We asked about changes to cut out MFF and if any of these changes that were taking place in the SFQC would affect the SFAS course.
Military Free Fall is not being cut out. It is actually included on the far right of the first slide. There has been no proposal to alter Special Forces Assessment and Selection at this time, but Cadre are constantly looking for efficiencies and best-practices to enhance training. The optimization of the Special Forces pipeline is only the first step in enhancing MOS qualification training across all three Regiments trained at the U.S. Army John F. Kennedy Special Warfare Center and School.
The final questions we had were about what one of the SF Groups were conducting for newly graduated Green Berets entering into the 3rd Special Forces Group SFG(A). We had heard thru our sources there that 3rd SFG was running a Green Platoon training for new SFers called “Entry Level Operator Training Course.”
Given the flap that hit the schoolhouse last year around this time, our questions were blunt. Is the 3rd SFG conducting this training in response to what we heard about a year ago? And more importantly, is this action by the Group a sign that they aren’t happy with the level of training that the troops are receiving in the SFQC? USASOC responded to that as well.
Each installation has unique requirements for planning and executing training events. The Entry Level Operator’s Course is provided to new members of 3rd SFG(A) to equip them with the required certifications they will need to conduct training on Fort Bragg. During the course, an operator can expect to receive their military driver’s license, their ammunition handler’s card, and their range safety certifications, as well as information to make them successful as they facilitate training on the installation.

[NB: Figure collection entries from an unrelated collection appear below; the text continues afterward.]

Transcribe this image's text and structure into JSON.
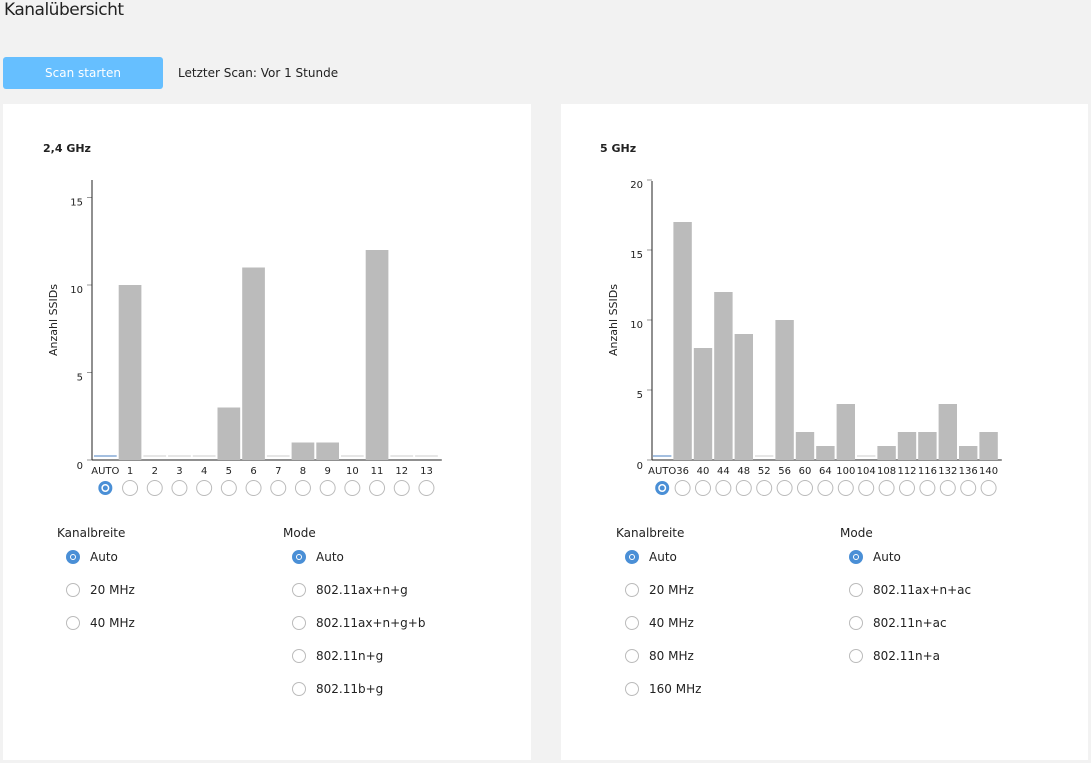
{
  "header": {
    "title": "Kanalübersicht",
    "scan_button": "Scan starten",
    "last_scan": "Letzter Scan: Vor 1 Stunde"
  },
  "colors": {
    "accent": "#66bfff",
    "radio_selected": "#4a8fd6",
    "bar": "#bbbbbb"
  },
  "chart_data": [
    {
      "type": "bar",
      "title": "2,4 GHz",
      "ylabel": "Anzahl SSIDs",
      "ylim": [
        0,
        16
      ],
      "yticks": [
        0,
        5,
        10,
        15
      ],
      "categories": [
        "AUTO",
        "1",
        "2",
        "3",
        "4",
        "5",
        "6",
        "7",
        "8",
        "9",
        "10",
        "11",
        "12",
        "13"
      ],
      "values": [
        0,
        10,
        0,
        0,
        0,
        3,
        11,
        0,
        1,
        1,
        0,
        12,
        0,
        0
      ],
      "selected": "AUTO"
    },
    {
      "type": "bar",
      "title": "5 GHz",
      "ylabel": "Anzahl SSIDs",
      "ylim": [
        0,
        20
      ],
      "yticks": [
        0,
        5,
        10,
        15,
        20
      ],
      "categories": [
        "AUTO",
        "36",
        "40",
        "44",
        "48",
        "52",
        "56",
        "60",
        "64",
        "100",
        "104",
        "108",
        "112",
        "116",
        "132",
        "136",
        "140"
      ],
      "values": [
        0,
        17,
        8,
        12,
        9,
        0,
        10,
        2,
        1,
        4,
        0,
        1,
        2,
        2,
        4,
        1,
        2
      ],
      "selected": "AUTO"
    }
  ],
  "panels": [
    {
      "kanalbreite_label": "Kanalbreite",
      "kanalbreite": [
        "Auto",
        "20 MHz",
        "40 MHz"
      ],
      "mode_label": "Mode",
      "mode": [
        "Auto",
        "802.11ax+n+g",
        "802.11ax+n+g+b",
        "802.11n+g",
        "802.11b+g"
      ]
    },
    {
      "kanalbreite_label": "Kanalbreite",
      "kanalbreite": [
        "Auto",
        "20 MHz",
        "40 MHz",
        "80 MHz",
        "160 MHz"
      ],
      "mode_label": "Mode",
      "mode": [
        "Auto",
        "802.11ax+n+ac",
        "802.11n+ac",
        "802.11n+a"
      ]
    }
  ]
}
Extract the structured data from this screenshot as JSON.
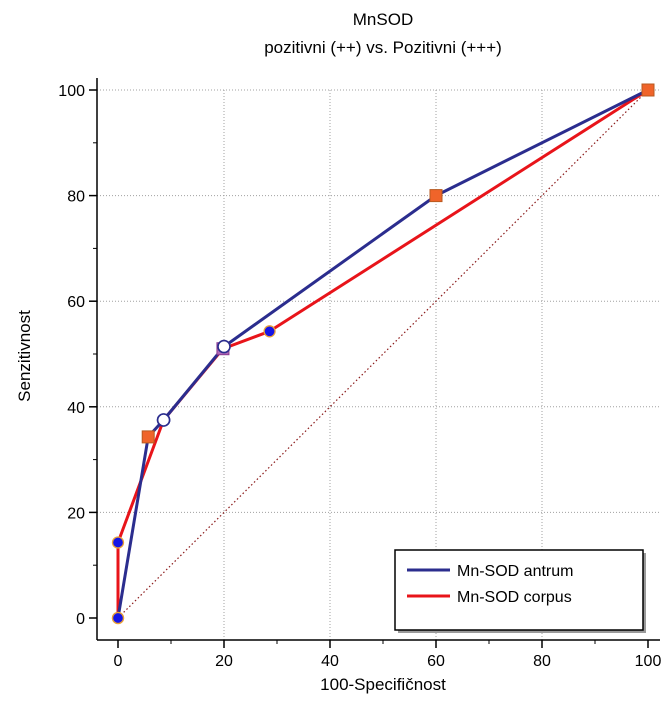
{
  "chart_data": {
    "type": "line",
    "title": "MnSOD",
    "subtitle": "pozitivni (++) vs. Pozitivni (+++)",
    "xlabel": "100-Specifičnost",
    "ylabel": "Senzitivnost",
    "xlim": [
      0,
      100
    ],
    "ylim": [
      0,
      100
    ],
    "xticks": [
      "0",
      "20",
      "40",
      "60",
      "80",
      "100"
    ],
    "yticks": [
      "0",
      "20",
      "40",
      "60",
      "80",
      "100"
    ],
    "grid": true,
    "legend_position": "bottom-right",
    "diagonal_reference": {
      "x": [
        0,
        100
      ],
      "y": [
        0,
        100
      ],
      "color": "#8b1a1a"
    },
    "series": [
      {
        "name": "Mn-SOD antrum",
        "color": "#2b2d8e",
        "x": [
          0,
          5.7,
          8.6,
          20.0,
          60.0,
          100
        ],
        "y": [
          0,
          34.3,
          37.5,
          51.4,
          80.0,
          100
        ],
        "markers": [
          "circle-blue",
          "square-orange",
          "circle-white",
          "circle-white",
          "square-orange",
          "square-orange"
        ]
      },
      {
        "name": "Mn-SOD corpus",
        "color": "#e8141a",
        "x": [
          0,
          0,
          8.6,
          19.8,
          28.6,
          100
        ],
        "y": [
          0,
          14.3,
          37.5,
          51.0,
          54.3,
          100
        ],
        "markers": [
          "circle-blue",
          "circle-blue",
          "circle-white",
          "square-purple",
          "circle-blue",
          "circle-blue"
        ]
      }
    ]
  }
}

This makes total sense and is quite practical. Fort Bragg, like any big Army training base has a ton of rules that have to be followed and to conduct any training it is always advisable to have every SF troop as qualified as possible to conduct training on post.
However, we did hear back from our source(s) in 3rd SFG, and while those admin tasks that USASOC mentioned were indeed part of the initial training as part of the Entry Level Operator’s Course, but they also said there was a tactical portion of the course that covered basic “includes how to shoot, move, communicate, and medicate. Other parts deal with combatives and mobility.”
This again doesn’t necessarily mean that the Group is unhappy with the training conducted by the “Q” Course. It could mean that the 3rd SFG(A) is simply wanting all of their personnel to conduct a standard of SOPs that will be uniform throughout the Group. That way, everyone regardless of A-Team, Company or Battalion will be operating virtually the same. With the Operational Tempo the Groups are currently dealing with, it would make sense to do this collectively before the new guys make their way down to the teams. We haven’t been able to confirm that yet.
If we learn anything new, we’ll be happy to update and share. Until then, the course is changing again. For the cadre. For the prospective SF candidate, he’ll be seeing it for the first time (hopefully) anyway and won’t notice the difference. The tempo may be increased a bit.
DOL, “Don’t be late, don’t be light, don’t be out of uniform.”